Roles are the issue. I have a liberal friend back here who thinks Title IX is about the greatest thing the federal government ever did. Title IX would be difficult to implement in the Muslim societies I’ve visited.

Of course every society has gender roles that women often struggle against, and some of these role differences are surely consensual. More importantly, my problem with women’s roles is nothing like my problem with Israel’s dispossession of Palestinians and endless human rights abuses against them. But to deny the narrowness of the roles seems to me pointless. I got the impression that the more public-spirited women we met in Gaza were mostly unmarried. In fact, a friend in my delegation said that professional women sometimes sacrificed marriage because the wife role was too confining. When we met women in their homes, delegation members would often comment later on how strong they are– perhaps apologizing for the limited roles the women have by saying they get to be strong. My feeling was, Of course they’re strong; women are strong. Why can’t they be strong in other arenas too?

One member of my delegation said that when we were made uncomfortable by the fact that a teacher of young students we’d seen (right) was clad head to toe in a niqab, with gloves, P1010032we were just seeing her with western eyes. I liked it when a gay woman in our delegation, who has been engaged with feminist issues all her life, said, “But I am western.” And I would say the same thing. I am western. Does that mean my ideas are culturally-bound? Maybe. But I find certain liberal values emulable. And there isn’t a lot of liberal space in Gaza society.

I recognize that Gaza is under blockade and in an extreme situation. A thousand and more people were just murdered by a despotic occupier– for no reason at all– and businesses and government offices wantonly demolished. I understand that an oppressed, isolated, decapitated people, whose men have been made to feel humiliated and powerless (per the Palestinian psychologist we met), will turn to what they can control, and what makes them different, religion.

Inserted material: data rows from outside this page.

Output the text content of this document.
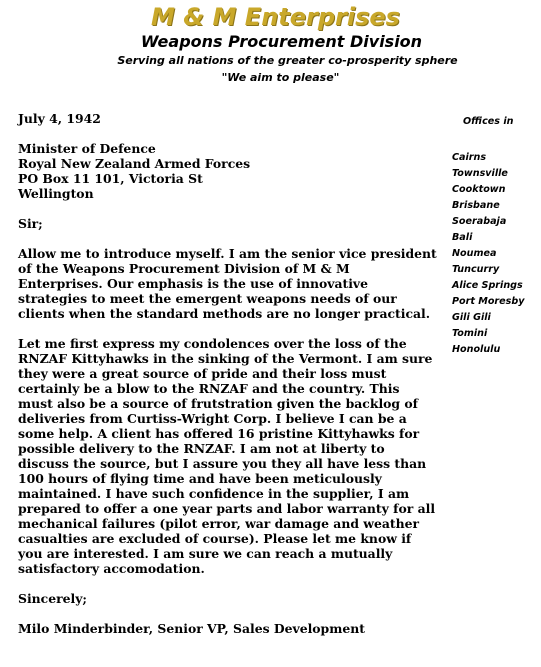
M & M Enterprises
Weapons Procurement Division
Serving all nations of the greater co-prosperity sphere
"We aim to please"

July 4, 1942

Minister of Defence
Royal New Zealand Armed Forces
PO Box 11 101, Victoria St
Wellington

Sir;

Allow me to introduce myself. I am the senior vice president of the Weapons Procurement Division of M & M Enterprises. Our emphasis is the use of innovative strategies to meet the emergent weapons needs of our clients when the standard methods are no longer practical.

Let me first express my condolences over the loss of the RNZAF Kittyhawks in the sinking of the Vermont. I am sure they were a great source of pride and their loss must certainly be a blow to the RNZAF and the country. This must also be a source of frutstration given the backlog of deliveries from Curtiss-Wright Corp. I believe I can be a some help. A client has offered 16 pristine Kittyhawks for possible delivery to the RNZAF. I am not at liberty to discuss the source, but I assure you they all have less than 100 hours of flying time and have been meticulously maintained. I have such confidence in the supplier, I am prepared to offer a one year parts and labor warranty for all mechanical failures (pilot error, war damage and weather casualties are excluded of course). Please let me know if you are interested. I am sure we can reach a mutually satisfactory accomodation.

Sincerely;

Milo Minderbinder, Senior VP, Sales Development

Offices in
Cairns
Townsville
Cooktown
Brisbane
Soerabaja
Bali
Noumea
Tuncurry
Alice Springs
Port Moresby
Gili Gili
Tomini
Honolulu
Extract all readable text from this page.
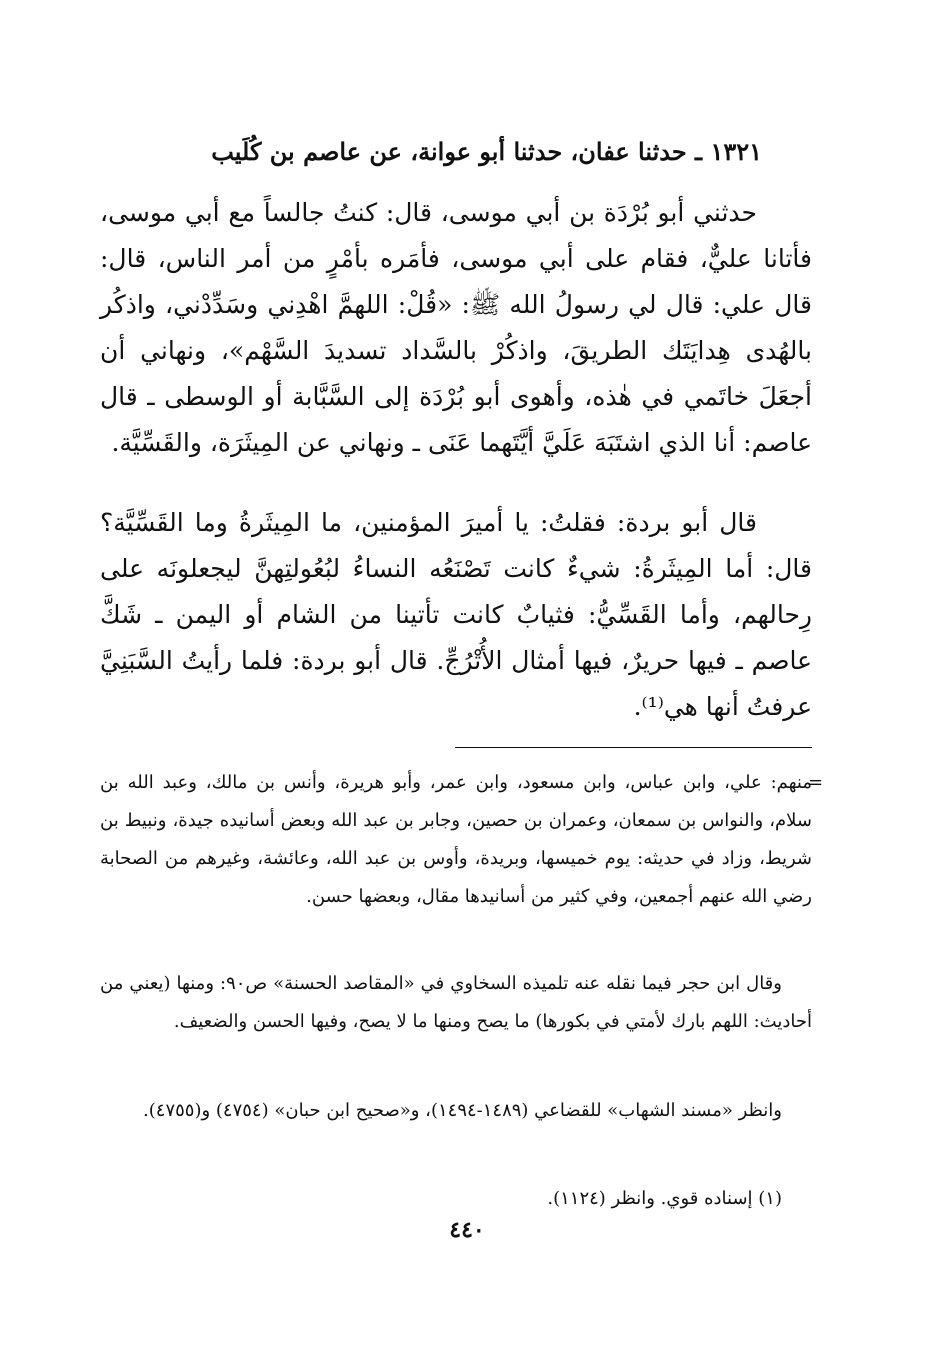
١٣٢١ ـ حدثنا عفان، حدثنا أبو عوانة، عن عاصم بن كُلَيب
حدثني أبو بُرْدَة بن أبي موسى، قال: كنتُ جالساً مع أبي موسى، فأتانا عليٌّ، فقام على أبي موسى، فأمَره بأمْرٍ من أمر الناس، قال: قال علي: قال لي رسولُ الله ﷺ: «قُلْ: اللهمَّ اهْدِني وسَدِّدْني، واذكُر بالهُدى هِدايَتَك الطريقَ، واذكُرْ بالسَّداد تسديدَ السَّهْم»، ونهاني أن أجعَلَ خاتَمي في هٰذه، وأهوى أبو بُرْدَة إلى السَّبَّابة أو الوسطى ـ قال عاصم: أنا الذي اشتَبَهَ عَلَيَّ أيَّتَهما عَنَى ـ ونهاني عن المِيثَرَة، والقَسِّيَّة.
قال أبو بردة: فقلتُ: يا أميرَ المؤمنين، ما المِيثَرةُ وما القَسِّيَّة؟ قال: أما المِيثَرةُ: شيءٌ كانت تَصْنَعُه النساءُ لبُعُولتِهنَّ ليجعلونَه على رِحالهم، وأما القَسِّيُّ: فثيابٌ كانت تأتينا من الشام أو اليمن ـ شَكَّ عاصم ـ فيها حريرٌ، فيها أمثال الأُتْرُجِّ. قال أبو بردة: فلما رأيتُ السَّبَنِيَّ عرفتُ أنها هي⁽¹⁾.
=
منهم: علي، وابن عباس، وابن مسعود، وابن عمر، وأبو هريرة، وأنس بن مالك، وعبد الله بن سلام، والنواس بن سمعان، وعمران بن حصين، وجابر بن عبد الله وبعض أسانيده جيدة، ونبيط بن شريط، وزاد في حديثه: يوم خميسها، وبريدة، وأوس بن عبد الله، وعائشة، وغيرهم من الصحابة رضي الله عنهم أجمعين، وفي كثير من أسانيدها مقال، وبعضها حسن.
وقال ابن حجر فيما نقله عنه تلميذه السخاوي في «المقاصد الحسنة» ص٩٠: ومنها (يعني من أحاديث: اللهم بارك لأمتي في بكورها) ما يصح ومنها ما لا يصح، وفيها الحسن والضعيف.
وانظر «مسند الشهاب» للقضاعي (١٤٨٩-١٤٩٤)، و«صحيح ابن حبان» (٤٧٥٤) و(٤٧٥٥).
(١) إسناده قوي. وانظر (١١٢٤).
٤٤٠
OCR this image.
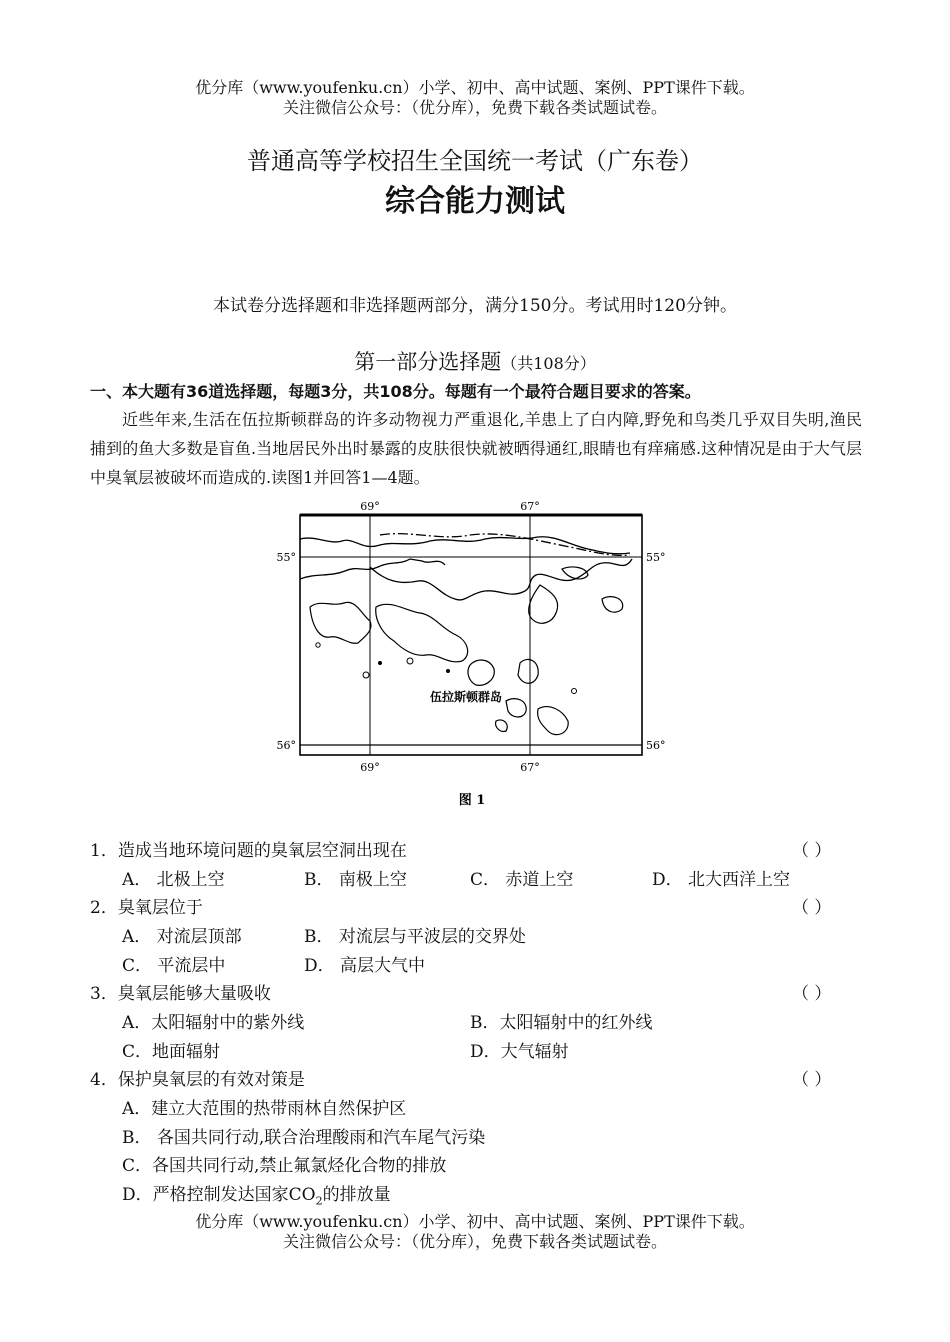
优分库（www.youfenku.cn）小学、初中、高中试题、案例、PPT课件下载。
关注微信公众号：（优分库），免费下载各类试题试卷。
普通高等学校招生全国统一考试（广东卷）
综合能力测试
本试卷分选择题和非选择题两部分，满分150分。考试用时120分钟。
第一部分选择题（共108分）
一、本大题有36道选择题，每题3分，共108分。每题有一个最符合题目要求的答案。
近些年来,生活在伍拉斯顿群岛的许多动物视力严重退化,羊患上了白内障,野免和鸟类几乎双目失明,渔民捕到的鱼大多数是盲鱼.当地居民外出时暴露的皮肤很快就被晒得通红,眼睛也有痒痛感.这种情况是由于大气层中臭氧层被破坏而造成的.读图1并回答1—4题。
69°	67°
69°	67°
55°	55°
56°	56°
伍拉斯顿群岛
图 1
1．造成当地环境问题的臭氧层空洞出现在	（ ）
A． 北极上空	B． 南极上空	C． 赤道上空	D． 北大西洋上空
2．臭氧层位于	（ ）
A． 对流层顶部	B． 对流层与平波层的交界处
C． 平流层中	D． 高层大气中
3．臭氧层能够大量吸收	（ ）
A．太阳辐射中的紫外线	B．太阳辐射中的红外线
C．地面辐射	D．大气辐射
4．保护臭氧层的有效对策是	（ ）
A．建立大范围的热带雨林自然保护区
B． 各国共同行动,联合治理酸雨和汽车尾气污染
C．各国共同行动,禁止氟氯烃化合物的排放
D．严格控制发达国家$CO_2$的排放量
优分库（www.youfenku.cn）小学、初中、高中试题、案例、PPT课件下载。
关注微信公众号：（优分库），免费下载各类试题试卷。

But that doesn’t mean I have to approve of religious roles. I’m not religious myself; and one of the reasons I started blogging is that I was determined to apply to Israel the liberal ideals my country had come to during hardwon struggles over minority rights, and screw the religious ideology that made Israel. When I’m judging Israel, people say it’s fine for me to bring my luggage to Asia. When I’m criticizing Palestinian society, I’m a westerner suffering from orientalism.

People may say that Muslim society affords a woman freedoms we don’t have here. I’m sure that’s true. My wife likes to cover in the Arab societies we’ve visited because it gives her a freedom on the street, from others’ eyes. But she was on holiday; she gets to choose. Myself I feel a diminution: the absence of women in cafes and restaurants gives public life a grinding masculine air to me. It bothers me that I did not see one woman driving in Egypt or Gaza. I have to believe some women would like to drive.

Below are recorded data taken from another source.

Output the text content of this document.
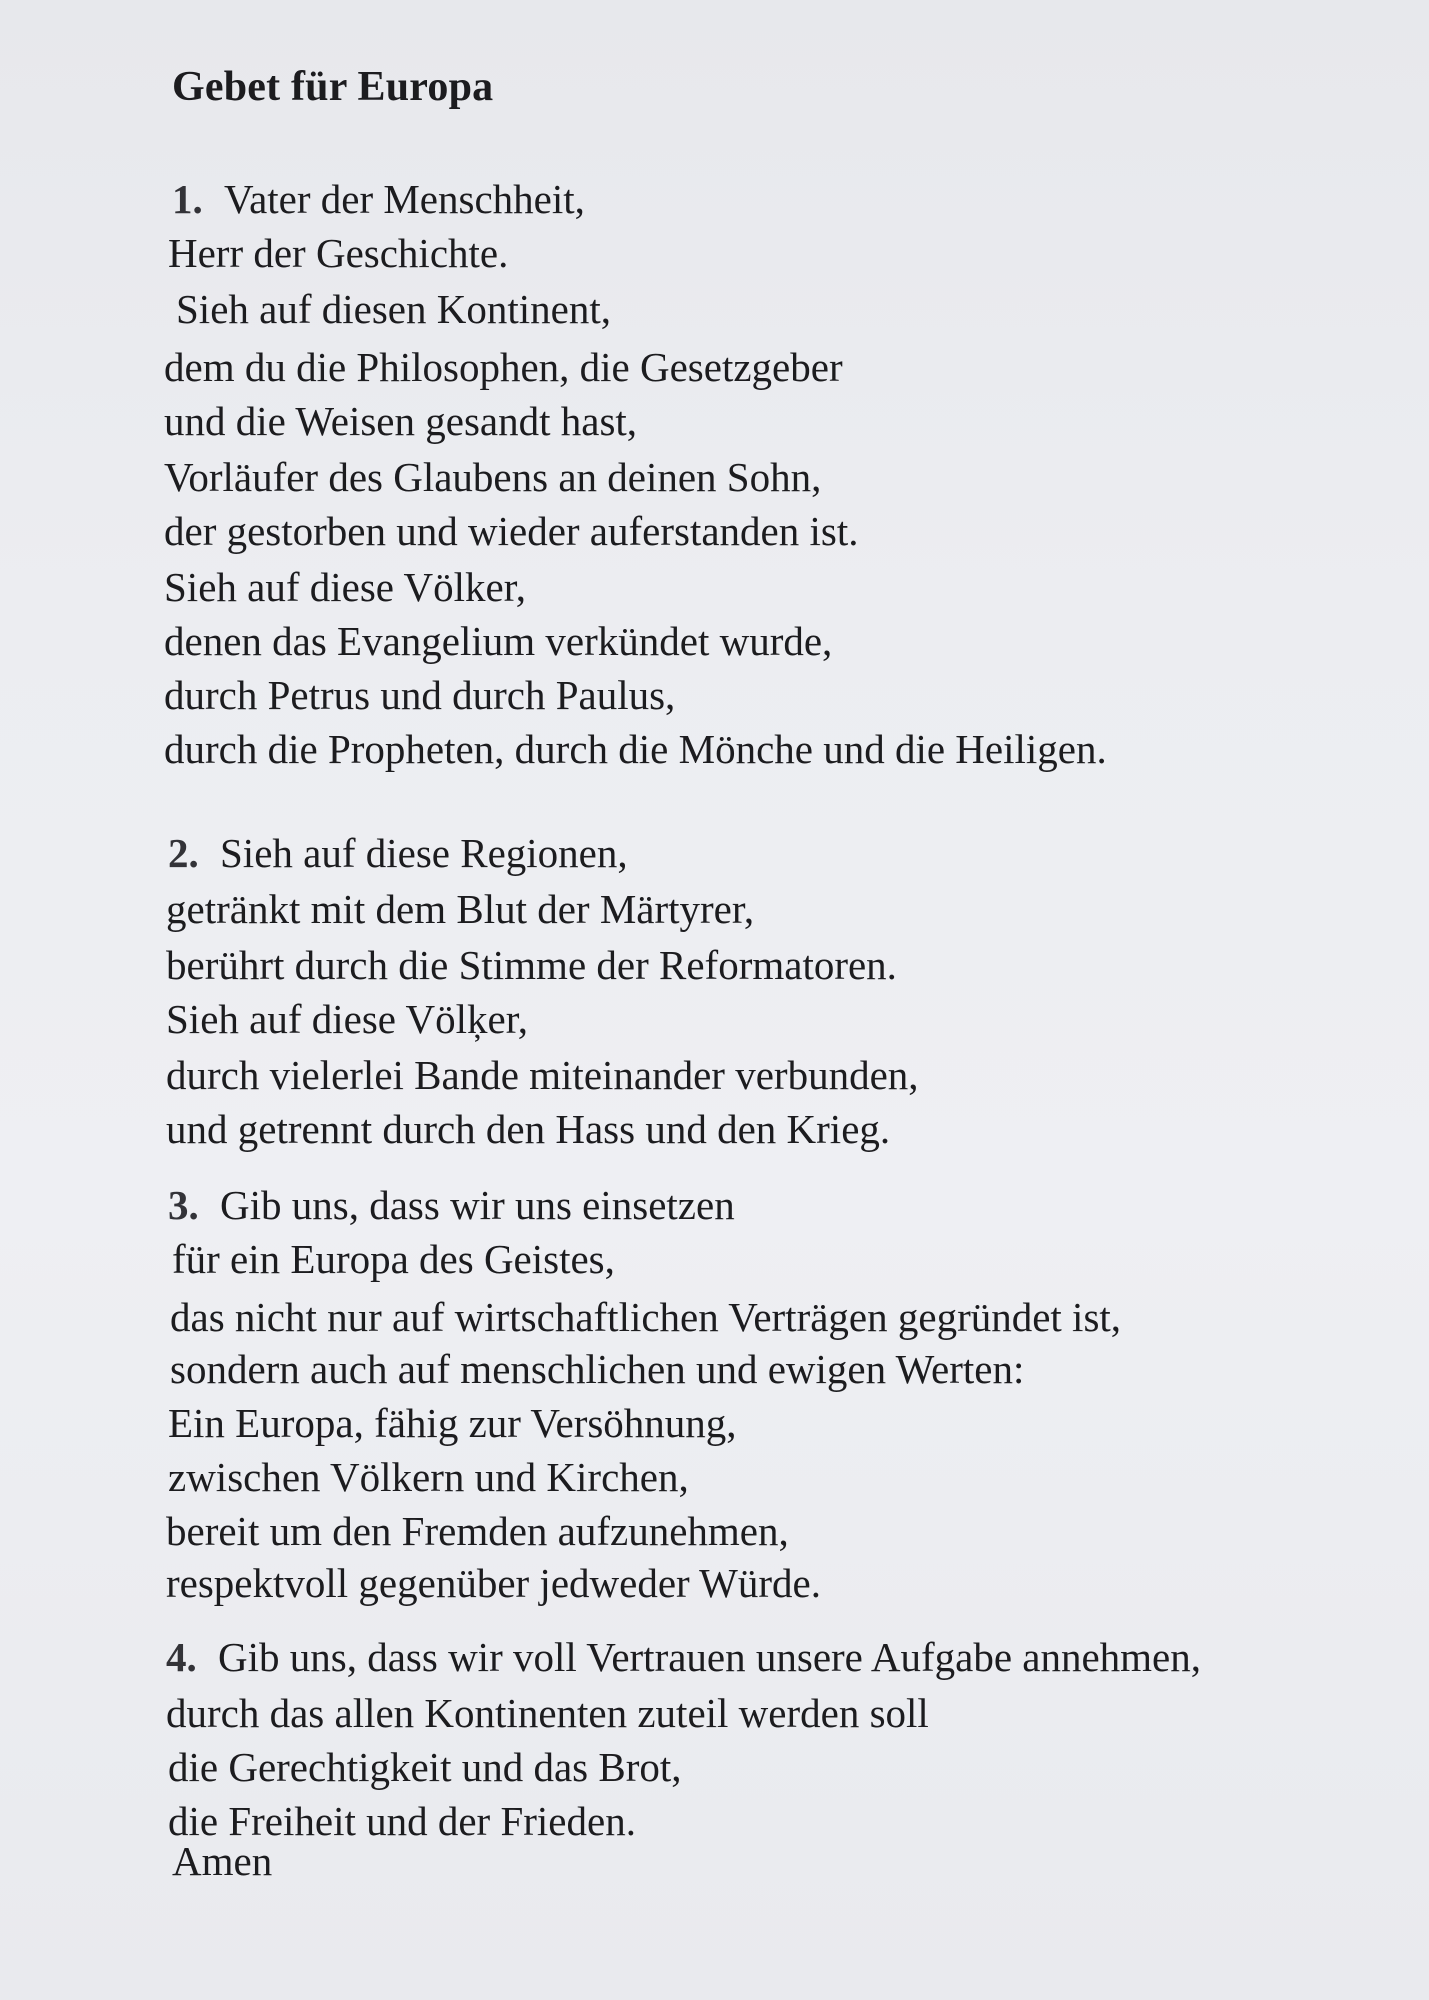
Gebet für Europa
1. Vater der Menschheit,
Herr der Geschichte.
Sieh auf diesen Kontinent,
dem du die Philosophen, die Gesetzgeber
und die Weisen gesandt hast,
Vorläufer des Glaubens an deinen Sohn,
der gestorben und wieder auferstanden ist.
Sieh auf diese Völker,
denen das Evangelium verkündet wurde,
durch Petrus und durch Paulus,
durch die Propheten, durch die Mönche und die Heiligen.
2. Sieh auf diese Regionen,
getränkt mit dem Blut der Märtyrer,
berührt durch die Stimme der Reformatoren.
Sieh auf diese Völķer,
durch vielerlei Bande miteinander verbunden,
und getrennt durch den Hass und den Krieg.
3. Gib uns, dass wir uns einsetzen
für ein Europa des Geistes,
das nicht nur auf wirtschaftlichen Verträgen gegründet ist,
sondern auch auf menschlichen und ewigen Werten:
Ein Europa, fähig zur Versöhnung,
zwischen Völkern und Kirchen,
bereit um den Fremden aufzunehmen,
respektvoll gegenüber jedweder Würde.
4. Gib uns, dass wir voll Vertrauen unsere Aufgabe annehmen,
durch das allen Kontinenten zuteil werden soll
die Gerechtigkeit und das Brot,
die Freiheit und der Frieden.
Amen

I imagine people saying that my own sexism disqualifies me from pronouncing. But I’ve struggled for decades with my masculine identity, my sexism, and my racism, and homophobia too. I’ve changed my attitudes over my lifetime–and American social movements have reshaped me. I recommend the process.

Finally, people may say that my broaching this topic creates a distraction from the real cause: Palestinian freedom. I think they’re wrong. Palestinian women are sure to benefit from Palestinian freedom; and one way we will build this movement is by reaching out to liberals who feel strongly on gender-role issues. The tendency of politicized people to deny obvious flaws in their cause is at the heart of this great essay by Orwell, in which he blames himself for accepting certain stupid blindnesses out of party loyalty.

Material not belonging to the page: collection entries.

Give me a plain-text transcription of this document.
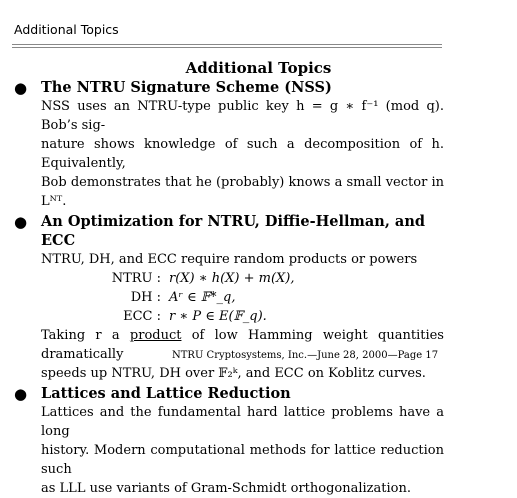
Additional Topics
Additional Topics
● The NTRU Signature Scheme (NSS)
NSS uses an NTRU-type public key h = g ∗ f⁻¹ (mod q). Bob’s sig-
nature shows knowledge of such a decomposition of h. Equivalently,
Bob demonstrates that he (probably) knows a small vector in Lᴺᵀ.
● An Optimization for NTRU, Diffie-Hellman, and ECC
NTRU, DH, and ECC require random products or powers
NTRU : r(X) ∗ h(X) + m(X),
DH : Aʳ ∈ 𝔽*_q,
ECC : r ∗ P ∈ E(𝔽_q).
Taking r a product of low Hamming weight quantities dramatically
speeds up NTRU, DH over 𝔽₂ᵏ, and ECC on Koblitz curves.
● Lattices and Lattice Reduction
Lattices and the fundamental hard lattice problems have a long
history. Modern computational methods for lattice reduction such
as LLL use variants of Gram-Schmidt orthogonalization.
NTRU Cryptosystems, Inc.—June 28, 2000—Page 17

There is no crime, absolutely none, that cannot be condoned when ‘our’ side commits it…The emotional urges which are inescapable, and are perhaps even necessary to political action, should be able to exist side by side with an acceptance of reality. But this, I repeat, needs a moral effort

I actually think we will be more effective in taking on the neoconservative critique of Islamic society, and the Israeli one, too, if we concede the points they are right about and assign them their rightful, minor place in the discussion.